Dono da lycra amarela por liderar a temporada regular, Yago precisou de apenas uma vitória para confirmar o caneco. Na final, superou o norte-americano Griffin Colapinto por 15.66 a 12.33, dispensando a necessidade de uma melhor de três baterias.
“É inacreditável para mim. Senti essa energia em Fiji desde que cheguei e sempre acreditei nesse título. Fico feliz em trazer mais um título para o Brasil. Agradeço a todos que me apoiaram ao longo da carreira”, declarou Yago, emocionado, ao lado dos pais e da namorada, que acompanharam a conquista de uma embarcação.
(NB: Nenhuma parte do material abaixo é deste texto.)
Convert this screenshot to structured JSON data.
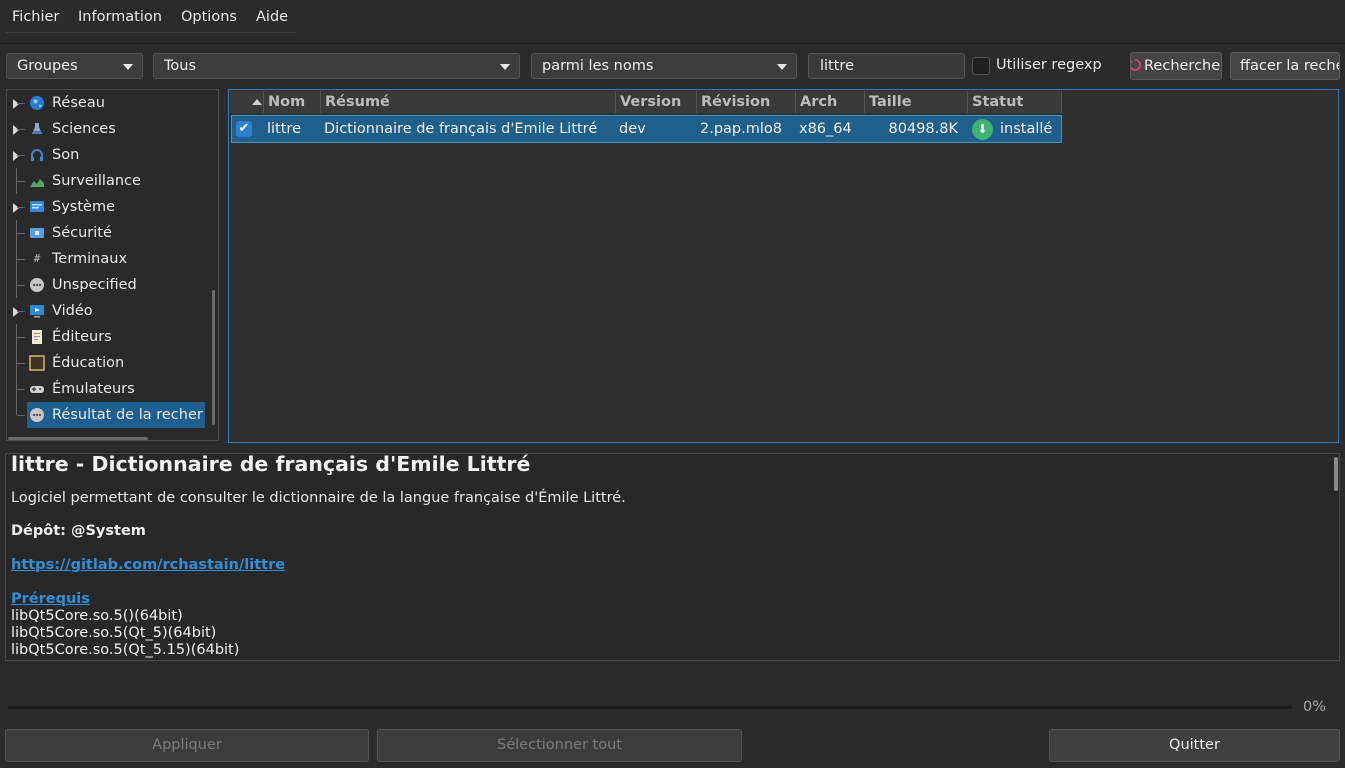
{
  "menubar": {
    "items": [
      "Fichier",
      "Information",
      "Options",
      "Aide"
    ]
  },
  "toolbar": {
    "group_combo": "Groupes",
    "filter_combo": "Tous",
    "scope_combo": "parmi les noms",
    "search_value": "littre",
    "regexp_label": "Utiliser regexp",
    "regexp_checked": false,
    "search_button": "Recherche",
    "clear_button": "ffacer la recher"
  },
  "sidebar": {
    "items": [
      {
        "label": "Réseau",
        "icon": "globe-icon",
        "expandable": true
      },
      {
        "label": "Sciences",
        "icon": "science-icon",
        "expandable": true
      },
      {
        "label": "Son",
        "icon": "headphones-icon",
        "expandable": true
      },
      {
        "label": "Surveillance",
        "icon": "monitoring-icon",
        "expandable": false
      },
      {
        "label": "Système",
        "icon": "system-icon",
        "expandable": true
      },
      {
        "label": "Sécurité",
        "icon": "security-icon",
        "expandable": false
      },
      {
        "label": "Terminaux",
        "icon": "terminal-icon",
        "expandable": false
      },
      {
        "label": "Unspecified",
        "icon": "dots-icon",
        "expandable": false
      },
      {
        "label": "Vidéo",
        "icon": "video-icon",
        "expandable": true
      },
      {
        "label": "Éditeurs",
        "icon": "editor-icon",
        "expandable": false
      },
      {
        "label": "Éducation",
        "icon": "education-icon",
        "expandable": false
      },
      {
        "label": "Émulateurs",
        "icon": "gamepad-icon",
        "expandable": false
      },
      {
        "label": "Résultat de la recher",
        "icon": "dots-icon",
        "expandable": false,
        "selected": true
      }
    ]
  },
  "table": {
    "columns": [
      "",
      "Nom",
      "Résumé",
      "Version",
      "Révision",
      "Arch",
      "Taille",
      "Statut"
    ],
    "rows": [
      {
        "checked": true,
        "name": "littre",
        "summary": "Dictionnaire de français d'Emile Littré",
        "version": "dev",
        "revision": "2.pap.mlo8",
        "arch": "x86_64",
        "size": "80498.8K",
        "status": "installé",
        "status_icon": "installed-icon"
      }
    ]
  },
  "details": {
    "title": "littre - Dictionnaire de français d'Emile Littré",
    "description": "Logiciel permettant de consulter le dictionnaire de la langue française d'Émile Littré.",
    "repo": "Dépôt: @System",
    "url": "https://gitlab.com/rchastain/littre",
    "prereq_label": "Prérequis",
    "deps": [
      "libQt5Core.so.5()(64bit)",
      "libQt5Core.so.5(Qt_5)(64bit)",
      "libQt5Core.so.5(Qt_5.15)(64bit)"
    ]
  },
  "progress": {
    "value": 0,
    "label": "0%"
  },
  "footer": {
    "apply": "Appliquer",
    "select_all": "Sélectionner tout",
    "quit": "Quitter"
  },
  "colors": {
    "accent": "#2f7bbd",
    "selection": "#1f5f8c",
    "link": "#2f8fd8",
    "installed": "#3cb371"
  }
}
Oitavo título brasileiro desde 2014
O surfe nacional segue dominante no circuito mundial. Com a conquista de Dora, o Brasil soma agora oito títulos em 11 anos. Antes dele, já haviam levantado a taça Gabriel Medina (2014, 2018 e 2021), Adriano de Souza, o Mineirinho (2015), Ítalo Ferreira (2019) e Filipe Toledo (2022 e 2023).
De 2014 para cá, apenas em três temporadas — 2016, 2017 e 2023 — o título ficou com um estrangeiro: o havaiano John John Florence. Em 2020, o campeonato não foi realizado em razão da pandemia da Covid-19.
Decisão em alto nível
A bateria decisiva começou equilibrada. Griffin largou na frente com uma nota 5.17, mas Yago reagiu rápido e arrancou 7.33 em uma esquerda bem surfada. O americano ainda voltou à liderança com um 6.33, mas Dora brilhou em seguida: em uma das melhores ondas do dia, recebeu 8.33 dos juízes, assumindo a ponta e não largando mais.
Precisando de uma nota alta para virar, Colapinto não conseguiu encontrar a onda que precisava, e o título ficou nas mãos do brasileiro.
Participação de Ítalo Ferreira
Outro brasileiro no Finals, Ítalo Ferreira começou bem ao derrotar o australiano Jack Robinson por 14.33 a 5.83. Porém, na sequência, caiu diante de Griffin Colapinto (16.33 a 13.67), encerrando o ano na quarta colocação. O potiguar reclamou da avaliação dos juízes, mas destacou que segue motivado a competir.
Título feminino vai para a Austrália
No feminino, a australiana Molly Picklum confirmou o favoritismo da lycra amarela e conquistou o título mundial. Ela venceu Caroline Marks, dos Estados Unidos, na série melhor de três: perdeu a primeira bateria, mas virou o confronto com duas vitórias seguidas, garantindo o troféu.